When both cars were displayed in Monterey--next to one another, most of us hadn't seen either yet. The Ford display was packed--- totally mobbed with people oooing and ahhing. The car was a sensation-- amazing, groundbreaking, breathtaking.
I think there were maybe 3 people checking the NSX out. It just was blown away by the Ford.
These are ego-gratification machines. How they look is #1, how they perform is secondary. (especially when they ALL perform amazingly well) I agree with what the others have said. Although this may be a wonderful car----- man, the competition is brutal out there. If I had $200K, or whatever these things cost, the NSX wouldn't' be on my list. It just doesn't do it for me aesthetically--- and for cars like this, that's a big deal.
So, I just went to the build it page. To get XM radio is $3300. You know, something that the majority of the cheapest of the econoboxes now offer standard. Yeah.... Shark has been jumped.
Impressive on paper, and I'm sure the Honda quality is top-notch in every way. I think it's an attractive car, but kind of looks like everything else out there in this class, to be honest. The old NSX didn't look like ANYTHING that was out at that time. It stood apart stylistically and yeah $80k was a lot of money then, but even with inflation it seems to me that would be more equivalent to $120k these days, not $180k. The old NSX price was at least something that a "normal" person could conceivably afford at some point. At $180k, I don't think that's the case at all.
Still, neat tech. But as mentioned, I don't see the appeal of it when you can get a Z06 or something for half the price with the same general performance.
Acura should have put their development into an affordable, fun car like the Integra/RSX. Something that is affordable to people who think of Acuras as a "high-end car." People who pay $180k for cars think of Ferraris and Porsches as high-end....not Acuras.
That said, looks like a better deal than the on-paper comparable performace (and WAY UGLY) Lexus LF-A, which costs twice as much.
In reply to irish44j:
the 1990 actually came out as a $60k msrp, or about $109k now.

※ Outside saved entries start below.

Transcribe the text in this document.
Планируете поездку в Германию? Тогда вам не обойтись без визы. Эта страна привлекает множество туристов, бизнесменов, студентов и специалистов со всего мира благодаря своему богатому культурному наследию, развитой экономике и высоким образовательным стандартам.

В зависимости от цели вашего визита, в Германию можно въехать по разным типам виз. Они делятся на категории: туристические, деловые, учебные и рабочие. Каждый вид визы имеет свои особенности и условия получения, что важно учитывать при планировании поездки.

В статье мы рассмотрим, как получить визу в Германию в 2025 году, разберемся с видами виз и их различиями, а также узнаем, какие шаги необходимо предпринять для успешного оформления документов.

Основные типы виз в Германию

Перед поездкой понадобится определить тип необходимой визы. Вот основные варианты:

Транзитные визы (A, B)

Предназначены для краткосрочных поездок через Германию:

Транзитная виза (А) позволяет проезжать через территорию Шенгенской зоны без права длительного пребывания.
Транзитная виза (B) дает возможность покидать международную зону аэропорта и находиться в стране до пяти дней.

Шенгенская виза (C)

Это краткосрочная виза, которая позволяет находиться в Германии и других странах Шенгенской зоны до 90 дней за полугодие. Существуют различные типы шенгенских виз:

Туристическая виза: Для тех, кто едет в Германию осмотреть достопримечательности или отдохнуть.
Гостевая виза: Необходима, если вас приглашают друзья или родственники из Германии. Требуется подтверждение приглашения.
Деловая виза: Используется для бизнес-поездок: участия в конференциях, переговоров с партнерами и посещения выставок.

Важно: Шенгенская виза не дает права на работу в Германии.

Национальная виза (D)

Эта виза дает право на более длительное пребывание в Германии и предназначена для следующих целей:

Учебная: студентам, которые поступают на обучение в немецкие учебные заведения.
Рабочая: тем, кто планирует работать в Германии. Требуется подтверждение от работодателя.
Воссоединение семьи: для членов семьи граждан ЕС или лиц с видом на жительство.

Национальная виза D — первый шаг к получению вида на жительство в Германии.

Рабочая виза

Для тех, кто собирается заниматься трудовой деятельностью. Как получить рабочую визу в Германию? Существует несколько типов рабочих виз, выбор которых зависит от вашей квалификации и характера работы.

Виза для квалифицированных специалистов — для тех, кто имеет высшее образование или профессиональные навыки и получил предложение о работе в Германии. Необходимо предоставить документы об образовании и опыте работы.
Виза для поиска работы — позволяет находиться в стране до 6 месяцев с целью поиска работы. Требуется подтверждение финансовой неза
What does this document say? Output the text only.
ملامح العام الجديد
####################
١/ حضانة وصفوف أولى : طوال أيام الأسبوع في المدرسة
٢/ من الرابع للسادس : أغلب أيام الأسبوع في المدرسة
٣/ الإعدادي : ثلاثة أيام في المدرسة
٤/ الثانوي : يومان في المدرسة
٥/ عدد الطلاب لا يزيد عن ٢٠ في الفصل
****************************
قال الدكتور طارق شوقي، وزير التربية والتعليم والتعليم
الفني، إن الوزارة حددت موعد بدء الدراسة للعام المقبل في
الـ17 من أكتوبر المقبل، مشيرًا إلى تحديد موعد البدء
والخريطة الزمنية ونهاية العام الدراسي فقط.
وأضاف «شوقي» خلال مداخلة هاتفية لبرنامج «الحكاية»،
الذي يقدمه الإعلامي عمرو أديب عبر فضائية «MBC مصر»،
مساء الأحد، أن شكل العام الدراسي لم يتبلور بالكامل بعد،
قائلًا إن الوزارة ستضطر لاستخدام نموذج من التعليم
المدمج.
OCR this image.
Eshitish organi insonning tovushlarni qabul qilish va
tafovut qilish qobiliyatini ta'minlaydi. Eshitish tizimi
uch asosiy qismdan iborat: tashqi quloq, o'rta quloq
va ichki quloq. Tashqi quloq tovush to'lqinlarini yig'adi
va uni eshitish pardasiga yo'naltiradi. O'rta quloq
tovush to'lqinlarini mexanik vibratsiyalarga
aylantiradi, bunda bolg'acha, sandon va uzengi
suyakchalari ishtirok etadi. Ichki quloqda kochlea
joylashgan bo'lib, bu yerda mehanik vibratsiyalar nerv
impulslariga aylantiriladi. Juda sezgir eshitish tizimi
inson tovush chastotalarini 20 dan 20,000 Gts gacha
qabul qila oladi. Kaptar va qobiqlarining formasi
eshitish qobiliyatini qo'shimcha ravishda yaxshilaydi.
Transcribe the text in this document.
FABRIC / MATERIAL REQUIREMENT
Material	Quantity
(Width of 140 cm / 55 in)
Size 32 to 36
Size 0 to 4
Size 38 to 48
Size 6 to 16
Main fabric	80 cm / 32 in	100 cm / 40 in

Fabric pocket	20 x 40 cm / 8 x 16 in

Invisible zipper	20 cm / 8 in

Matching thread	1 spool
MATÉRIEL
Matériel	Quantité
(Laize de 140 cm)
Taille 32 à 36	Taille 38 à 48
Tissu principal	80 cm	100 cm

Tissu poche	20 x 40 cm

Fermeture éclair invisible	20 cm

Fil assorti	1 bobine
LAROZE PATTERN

In my opinion this new NSX is the ugliest supercar on the market, hands down. A mishmash of lines and angles and holes. 'Impressive on paper' doesn't amount to much of a value proposition--what would draw a buyer spend $170,000 on this car over anything else?
I think that it should be celebrated that if you're looking to spend 180-200k on a new sportscar there are close to a dozen options that a buyer doing their due diligence needs to sample.
I think it's a decent-looking car...not great but not bad. This is another Great Divider like the new Prius and Nissan Juke it seems. All cars I think are OK but many think are hideous.
Most of you don't understand that the technology on board this car is the source of the allure to the technophile buyer. I can understand it, I just like speed more than cool high-tech bits so I wouldn't pay for it
irish44j wrote:
That said, looks like a better deal than the on-paper comparable performace (and WAY UGLY) Lexus LF-A, which costs twice as much.
You shut your dirty, whore mouth!
The problem is that nobody wants an exotic supercar with a functional climate control system.
nderwater wrote:
what would draw a buyer spend $170,000 on this car over anything else?
The same thing that has been drawing Honda and Acura buyers for over a decade "Because its a Honda". What they don't understand is people with that mindset don't have $170k to blow on a car like this.
I will go on record as saying "This thing will flop like a fat guy in a belly-flop contest where the winner gets cake."